Die Nachwirkungen der Schlacht von Arsuf: Die Opferzahlen
Es war ein Erfolg für den Westen, und Saladins Streitkräfte zerstreuten sich bei ihrer Flucht. Am Ende jener Nacht lagerten Richard I. und seine Männer bei Arsuf, beanspruchten ihr Recht und plünderten die Leichen ihrer gefallenen Feinde.
Natürlich ist die Geschichte bei Zahlen stets etwas ungenau, doch es gibt geschätzte Zahlen der Gefallenen dieser Schlacht. Saladin war mit etwa 25.000 Mann in diese Schlacht gezogen und verlor etwa 7.000 davon.
Richard I. war mit etwa 20.000 Mann in diese Schlacht gezogen, verlor aber ebenfalls mehrere Tausend davon. Es gab keine große Diskrepanz bei den Opferzahlen, und doch war es ein Sieg für die westlichen Truppen.
Saladin war nicht vollständig zerstört, doch er und seine Männer zogen sich zurück, was als schmachvoll galt. Es stärkte das Selbstvertrauen Richards I. und beschädigte gleichzeitig Saladins Ruf.
Obwohl es einen Sieg in der Schlacht von Arsuf gab, befand sich Jerusalem noch immer nicht in christlicher Hand. Sie kontrollierten nach dieser Schlacht Jaffa und einen Großteil der palästinensischen Küste, was Saladins Macht erheblich schwächte.

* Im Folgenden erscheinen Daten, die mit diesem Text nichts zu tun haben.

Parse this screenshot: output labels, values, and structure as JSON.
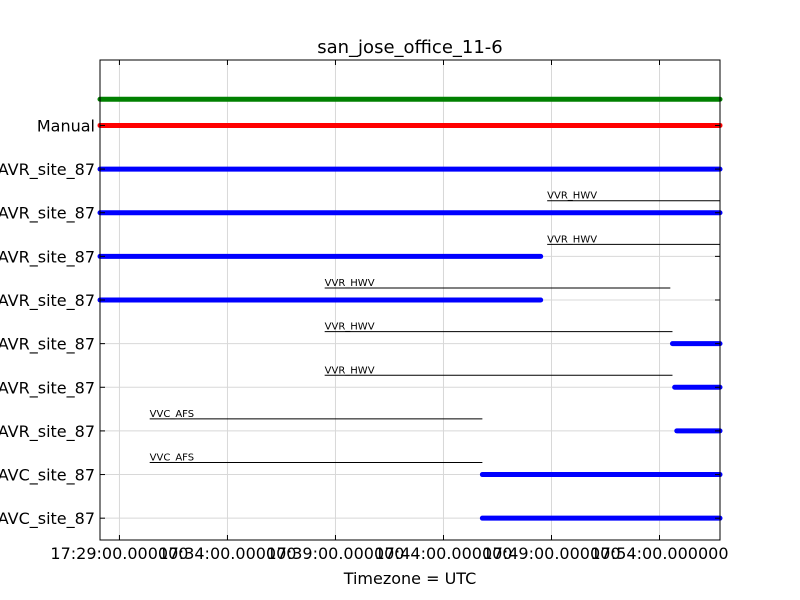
{
  "chart_data": {
    "type": "scatter",
    "title": "san_jose_office_11-6",
    "xlabel": "Timezone = UTC",
    "ylabel": "",
    "x_ticks": [
      {
        "minute": 0,
        "label": "17:29:00.000000"
      },
      {
        "minute": 5,
        "label": "17:34:00.000000"
      },
      {
        "minute": 10,
        "label": "17:39:00.000000"
      },
      {
        "minute": 15,
        "label": "17:44:00.000000"
      },
      {
        "minute": 20,
        "label": "17:49:00.000000"
      },
      {
        "minute": 25,
        "label": "17:54:00.000000"
      }
    ],
    "xlim_minutes": [
      -0.9,
      27.8
    ],
    "ylim": [
      -0.5,
      10.5
    ],
    "grid": true,
    "y_tick_labels": [
      {
        "row": 9,
        "label": "Manual"
      },
      {
        "row": 8,
        "label": "AVR_site_87"
      },
      {
        "row": 7,
        "label": "AVR_site_87"
      },
      {
        "row": 6,
        "label": "AVR_site_87"
      },
      {
        "row": 5,
        "label": "AVR_site_87"
      },
      {
        "row": 4,
        "label": "AVR_site_87"
      },
      {
        "row": 3,
        "label": "AVR_site_87"
      },
      {
        "row": 2,
        "label": "AVR_site_87"
      },
      {
        "row": 1,
        "label": "AVC_site_87"
      },
      {
        "row": 0,
        "label": "AVC_site_87"
      }
    ],
    "series": [
      {
        "row": 9.6,
        "color": "#008000",
        "x_start": -0.9,
        "x_end": 27.8
      },
      {
        "row": 9.0,
        "color": "#ff0000",
        "x_start": -0.9,
        "x_end": 27.8
      },
      {
        "row": 8.0,
        "color": "#0000ff",
        "x_start": -0.9,
        "x_end": 27.8
      },
      {
        "row": 7.0,
        "color": "#0000ff",
        "x_start": -0.9,
        "x_end": 27.8
      },
      {
        "row": 6.0,
        "color": "#0000ff",
        "x_start": -0.9,
        "x_end": 19.5
      },
      {
        "row": 5.0,
        "color": "#0000ff",
        "x_start": -0.9,
        "x_end": 19.5
      },
      {
        "row": 4.0,
        "color": "#0000ff",
        "x_start": 25.6,
        "x_end": 27.8
      },
      {
        "row": 3.0,
        "color": "#0000ff",
        "x_start": 25.7,
        "x_end": 27.8
      },
      {
        "row": 2.0,
        "color": "#0000ff",
        "x_start": 25.8,
        "x_end": 27.8
      },
      {
        "row": 1.0,
        "color": "#0000ff",
        "x_start": 16.8,
        "x_end": 27.8
      },
      {
        "row": 0.0,
        "color": "#0000ff",
        "x_start": 16.8,
        "x_end": 27.8
      }
    ],
    "annotations": [
      {
        "label": "VVR_HWV",
        "row": 7,
        "x_start": 19.8,
        "x_end": 27.8
      },
      {
        "label": "VVR_HWV",
        "row": 6,
        "x_start": 19.8,
        "x_end": 27.8
      },
      {
        "label": "VVR_HWV",
        "row": 5,
        "x_start": 9.5,
        "x_end": 25.5
      },
      {
        "label": "VVR_HWV",
        "row": 4,
        "x_start": 9.5,
        "x_end": 25.6
      },
      {
        "label": "VVR_HWV",
        "row": 3,
        "x_start": 9.5,
        "x_end": 25.6
      },
      {
        "label": "VVC_AFS",
        "row": 2,
        "x_start": 1.4,
        "x_end": 16.8
      },
      {
        "label": "VVC_AFS",
        "row": 1,
        "x_start": 1.4,
        "x_end": 16.8
      }
    ]
  }
}
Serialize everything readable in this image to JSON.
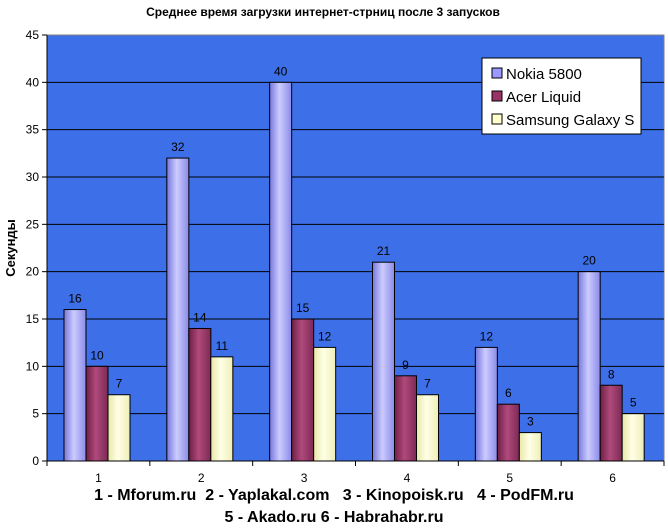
{
  "chart_data": {
    "type": "bar",
    "title": "Среднее время загрузки интернет-стрниц после 3 запусков",
    "ylabel": "Секунды",
    "xlabel": "",
    "ylim": [
      0,
      45
    ],
    "ytick_step": 5,
    "grid": true,
    "legend_position": "top-right",
    "plot_background": "#3d6fe8",
    "categories": [
      "1",
      "2",
      "3",
      "4",
      "5",
      "6"
    ],
    "series": [
      {
        "name": "Nokia 5800",
        "color": "#9999ff",
        "values": [
          16,
          32,
          40,
          21,
          12,
          20
        ]
      },
      {
        "name": "Acer Liquid",
        "color": "#993366",
        "values": [
          10,
          14,
          15,
          9,
          6,
          8
        ]
      },
      {
        "name": "Samsung Galaxy S",
        "color": "#ffffcc",
        "values": [
          7,
          11,
          12,
          7,
          3,
          5
        ]
      }
    ]
  },
  "caption": {
    "line1": "1 - Mforum.ru  2 - Yaplakal.com   3 - Kinopoisk.ru   4 - PodFM.ru",
    "line2": "5 - Akado.ru 6 - Habrahabr.ru"
  }
}
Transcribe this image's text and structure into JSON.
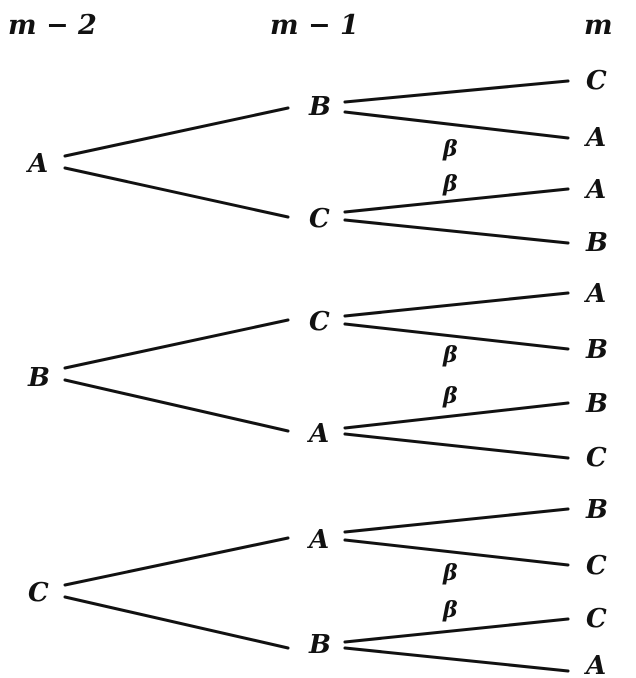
{
  "headers": [
    "m − 2",
    "m − 1",
    "m"
  ],
  "level0": [
    "A",
    "B",
    "C"
  ],
  "level1": [
    "B",
    "C",
    "C",
    "A",
    "A",
    "B"
  ],
  "level2": [
    "C",
    "A",
    "A",
    "B",
    "A",
    "B",
    "B",
    "C",
    "B",
    "C",
    "C",
    "A"
  ],
  "beta_symbol": "β",
  "beta_marked_leaves": [
    1,
    2,
    5,
    6,
    9,
    10
  ]
}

Am Ende des Dritten Kreuzzugs im Jahr 1192 hatte der Westen noch immer keine Kontrolle über die heiligen Lande, aber sie konnten den Vertrag von Jaffa mit Saladin unterzeichnen, was bedeutete, dass christliche Pilger die heiligen Lande besuchen konnten, obwohl diese von einer muslimischen Macht kontrolliert wurden.
Fazit
Hier sind die wichtigsten Erkenntnisse über die Schlacht von Arsuf, die in diesem Artikel behandelt wurden:
- Die Schlacht von Arsuf fand am 7. September 1191 als Teil des Dritten Kreuzzugs statt, auch als Königskreuzzug bekannt
- Die Schlacht wurde zwischen Richard I. mit seinen Streitkräften und Rittern sowie Saladin und seinen Männern ausgetragen
- Richard I. war der König von England, auch Richard Löwenherz genannt
- Saladin war der Sultan von Ägypten und Syrien, hatte aber nach einer entscheidenden Schlacht im Jahr 1187 die Kontrolle über das Königreich Jerusalem erlangt
- Nach der Belagerung von Akkon, bei der Saladin verlor, wurden die westlichen Streitkräfte in ihrem Mut gestärkt
- Richard I. marschierte nach Norden, um Jerusalem einzunehmen, und Saladin traf ihn unterwegs
- Richard I. führte seine Männer entlang des Meeres, und Saladin griff die Männer immer wieder an, mit wenig Wirkung
- Im Wald von Arsuf konnte Saladin jedoch einen Angriff mit einem Waffenhagel starten
- Er nutzte alle ihm zur Verfügung stehenden Fähigkeiten, doch Richard I. war vorbereitet und wartete, bis sie sich erschöpft hatten
- Mit ihrem letzten Kraftaufwand konnten Richard und seine Männer die muslimischen Streitkräfte überwältigen, und Saladins Ruf war ruiniert
- Durch diese Schlacht konnten die westlichen Streitkräfte die Kontrolle über Jaffa gewinnen, auch wenn sie Jerusalem nicht eroberten
Die Schlacht von Arsuf war entscheidend, da sie die Stärke des Westens und Richards I. Kampffähigkeiten zeigte. Sie brachte ihnen nicht ihr Ziel, aber sie verlieh ihnen mehr Macht, und dadurch erlangten sie das Pilgerrecht, die heiligen Lande zu besuchen.